Joe Breaux, the general manager, left Fleming’s Prime Steakhouse, 1976 Utica Square, in early summer to assume his responsibilities at The Brasserie, and his first focus was to reconstruct the wine list to better reflect the restaurant’s French theme and cuisine.
“The challenge is the perception that Old World wines have with some people,” Breaux said. “The perception of the general guest is that French or Old World is not their style. We’re going to take the wine list in a little more Old World direction, but we have to balance our desire to be French-y with what actually sells.”
In addition to the excellent number of selections by the glass, Breaux cites Vause’s work and the increasing amount of locally sourced food as The Brasserie’s primary strengths.
Three Valleys Zinfandel blend and Bergstrom Cumberland Reserve Pinot
Noir are available locally at Broadway Wine Merchants.
The wine list includes a very good mix of Old and New World wines. Breaux has worked to ensure that the Old World wines are approachable. He recommended Régis Minet Pouilly Fumé, a Loire Valley Sauvignon Blanc with sweet fruit and solid minerality, and Francois Montand brut rosé, a French sparkling wine with raspberry and cherry flavors, as well as a comfortably affordable price.
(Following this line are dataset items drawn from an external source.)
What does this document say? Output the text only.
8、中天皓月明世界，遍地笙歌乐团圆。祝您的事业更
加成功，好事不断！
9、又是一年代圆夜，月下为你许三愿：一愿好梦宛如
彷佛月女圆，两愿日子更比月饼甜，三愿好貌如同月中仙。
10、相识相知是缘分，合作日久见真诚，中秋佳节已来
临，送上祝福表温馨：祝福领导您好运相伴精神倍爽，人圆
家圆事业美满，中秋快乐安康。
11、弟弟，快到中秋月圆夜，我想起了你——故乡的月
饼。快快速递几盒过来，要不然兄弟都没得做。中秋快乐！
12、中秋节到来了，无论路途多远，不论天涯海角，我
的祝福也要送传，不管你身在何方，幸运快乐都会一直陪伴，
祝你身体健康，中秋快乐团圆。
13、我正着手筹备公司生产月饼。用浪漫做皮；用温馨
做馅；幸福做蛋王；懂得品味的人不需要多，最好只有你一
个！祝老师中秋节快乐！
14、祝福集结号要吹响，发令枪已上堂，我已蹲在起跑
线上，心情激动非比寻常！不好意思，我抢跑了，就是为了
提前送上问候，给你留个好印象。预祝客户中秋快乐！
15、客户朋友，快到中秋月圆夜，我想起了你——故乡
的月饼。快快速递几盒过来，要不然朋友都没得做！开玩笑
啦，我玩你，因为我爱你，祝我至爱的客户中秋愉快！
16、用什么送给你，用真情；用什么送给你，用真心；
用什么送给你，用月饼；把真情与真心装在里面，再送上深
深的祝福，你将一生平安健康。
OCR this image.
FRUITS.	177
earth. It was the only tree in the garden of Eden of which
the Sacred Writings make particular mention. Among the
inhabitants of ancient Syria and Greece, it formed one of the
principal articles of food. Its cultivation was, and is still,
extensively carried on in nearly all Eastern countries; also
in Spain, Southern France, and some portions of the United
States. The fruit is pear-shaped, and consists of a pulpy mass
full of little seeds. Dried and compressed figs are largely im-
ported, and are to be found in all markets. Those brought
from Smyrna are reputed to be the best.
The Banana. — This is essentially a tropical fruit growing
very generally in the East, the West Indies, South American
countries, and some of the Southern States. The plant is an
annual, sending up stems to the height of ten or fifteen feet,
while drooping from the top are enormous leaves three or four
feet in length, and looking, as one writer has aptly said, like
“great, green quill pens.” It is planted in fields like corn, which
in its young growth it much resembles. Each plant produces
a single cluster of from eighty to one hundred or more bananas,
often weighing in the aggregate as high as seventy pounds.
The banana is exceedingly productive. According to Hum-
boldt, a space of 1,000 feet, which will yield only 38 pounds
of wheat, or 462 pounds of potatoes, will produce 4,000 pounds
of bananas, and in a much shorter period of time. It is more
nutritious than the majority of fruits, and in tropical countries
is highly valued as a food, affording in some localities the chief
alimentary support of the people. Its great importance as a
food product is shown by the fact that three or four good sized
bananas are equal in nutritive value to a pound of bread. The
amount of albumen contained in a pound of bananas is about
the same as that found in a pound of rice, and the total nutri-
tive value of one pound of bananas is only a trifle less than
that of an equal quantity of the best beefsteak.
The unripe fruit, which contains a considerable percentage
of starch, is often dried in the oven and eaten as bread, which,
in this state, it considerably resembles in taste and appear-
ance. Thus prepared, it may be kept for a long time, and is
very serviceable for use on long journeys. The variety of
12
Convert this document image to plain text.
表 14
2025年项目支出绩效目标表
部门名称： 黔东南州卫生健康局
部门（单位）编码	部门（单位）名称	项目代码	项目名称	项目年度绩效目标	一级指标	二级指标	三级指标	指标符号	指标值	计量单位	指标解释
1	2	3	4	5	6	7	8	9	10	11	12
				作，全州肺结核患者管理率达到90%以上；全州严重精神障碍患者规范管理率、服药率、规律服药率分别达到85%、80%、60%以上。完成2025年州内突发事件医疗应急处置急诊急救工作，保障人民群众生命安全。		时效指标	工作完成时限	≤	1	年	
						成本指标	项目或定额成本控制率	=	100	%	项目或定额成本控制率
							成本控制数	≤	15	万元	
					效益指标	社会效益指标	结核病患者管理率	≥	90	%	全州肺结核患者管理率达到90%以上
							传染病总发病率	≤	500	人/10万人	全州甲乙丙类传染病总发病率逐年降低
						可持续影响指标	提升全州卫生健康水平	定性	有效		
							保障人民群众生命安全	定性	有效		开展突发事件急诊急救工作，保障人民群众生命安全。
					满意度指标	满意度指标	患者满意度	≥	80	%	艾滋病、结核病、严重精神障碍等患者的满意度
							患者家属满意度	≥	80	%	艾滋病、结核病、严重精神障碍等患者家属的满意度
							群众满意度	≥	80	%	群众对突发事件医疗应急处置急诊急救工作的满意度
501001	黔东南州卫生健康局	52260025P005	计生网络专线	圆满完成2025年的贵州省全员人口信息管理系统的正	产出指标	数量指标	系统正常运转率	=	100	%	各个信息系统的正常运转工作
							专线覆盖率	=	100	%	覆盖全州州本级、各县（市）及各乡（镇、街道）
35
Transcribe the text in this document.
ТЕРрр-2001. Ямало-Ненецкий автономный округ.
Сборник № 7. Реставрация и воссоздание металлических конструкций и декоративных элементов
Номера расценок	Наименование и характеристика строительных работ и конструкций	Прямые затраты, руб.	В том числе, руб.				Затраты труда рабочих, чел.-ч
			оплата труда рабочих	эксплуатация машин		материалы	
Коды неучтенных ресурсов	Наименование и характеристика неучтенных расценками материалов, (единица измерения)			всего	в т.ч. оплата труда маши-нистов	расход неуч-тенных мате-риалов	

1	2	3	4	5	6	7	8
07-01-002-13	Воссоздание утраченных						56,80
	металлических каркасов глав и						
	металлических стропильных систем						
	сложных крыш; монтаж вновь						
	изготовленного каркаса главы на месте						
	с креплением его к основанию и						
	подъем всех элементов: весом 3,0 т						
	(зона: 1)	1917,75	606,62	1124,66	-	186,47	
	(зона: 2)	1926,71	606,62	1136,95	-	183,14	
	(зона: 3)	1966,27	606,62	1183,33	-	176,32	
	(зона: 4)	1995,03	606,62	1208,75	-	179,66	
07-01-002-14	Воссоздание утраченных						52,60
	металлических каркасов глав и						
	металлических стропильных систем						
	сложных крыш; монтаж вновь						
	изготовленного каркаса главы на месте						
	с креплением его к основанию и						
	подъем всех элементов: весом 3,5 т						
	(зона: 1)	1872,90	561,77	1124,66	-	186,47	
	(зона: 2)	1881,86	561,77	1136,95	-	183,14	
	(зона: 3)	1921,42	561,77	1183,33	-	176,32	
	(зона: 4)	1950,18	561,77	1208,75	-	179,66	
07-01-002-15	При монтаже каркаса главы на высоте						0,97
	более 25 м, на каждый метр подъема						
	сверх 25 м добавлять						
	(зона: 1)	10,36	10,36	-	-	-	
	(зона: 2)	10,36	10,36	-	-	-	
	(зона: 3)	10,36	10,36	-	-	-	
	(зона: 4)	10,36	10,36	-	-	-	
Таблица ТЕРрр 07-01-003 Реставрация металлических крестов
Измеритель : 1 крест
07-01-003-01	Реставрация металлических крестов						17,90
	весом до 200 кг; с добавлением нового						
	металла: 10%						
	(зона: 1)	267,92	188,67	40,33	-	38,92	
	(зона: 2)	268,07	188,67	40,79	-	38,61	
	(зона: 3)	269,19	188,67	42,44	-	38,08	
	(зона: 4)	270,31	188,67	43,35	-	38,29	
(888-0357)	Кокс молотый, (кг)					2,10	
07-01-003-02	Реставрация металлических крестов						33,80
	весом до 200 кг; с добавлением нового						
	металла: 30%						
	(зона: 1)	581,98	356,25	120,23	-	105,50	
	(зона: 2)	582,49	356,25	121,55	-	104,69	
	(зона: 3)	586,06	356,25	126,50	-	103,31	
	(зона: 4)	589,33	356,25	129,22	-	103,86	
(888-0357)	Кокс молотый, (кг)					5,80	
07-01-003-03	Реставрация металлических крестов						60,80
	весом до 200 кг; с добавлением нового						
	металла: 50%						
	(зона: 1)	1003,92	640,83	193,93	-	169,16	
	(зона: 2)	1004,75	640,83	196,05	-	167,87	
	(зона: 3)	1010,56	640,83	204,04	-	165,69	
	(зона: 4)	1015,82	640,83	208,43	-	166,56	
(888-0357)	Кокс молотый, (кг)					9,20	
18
Tulsa also boasts two wine bars now: Vintage 1740, 1740 S. Boston, and Sonoma Bistro & Wine Bar, 3523 S. Peoria. Vintage 1740 features a half-dozen seating areas with comfortably stuffed furniture in addition to its bar. The wine list isn’t long, but the selections are excellent. Owner Matt Sanders has chosen a list based on quality not quantity, and it shows.
The list in an eclectic mix of Old and New World, and features wines that are hard to find by the glass, like Bergström Cumberland Reserve Pinot Noir. The Oregon Pinot is serious without losing its excellent red fruit character.
The Brasserie’s sister restaurant is Sonoma, which is located right around the corner from The Brasserie. The wine list boasts 100 wines by the glass, equaling the list at Fleming’s in terms of number. The list is filled out with some everyday drinkers, but there are some surprisingly good selections on the list, including Ridge Three Valleys Zinfandel and L’Ecole #41 Recess Red, a Bordeaux-style blend that’s rare by the glass.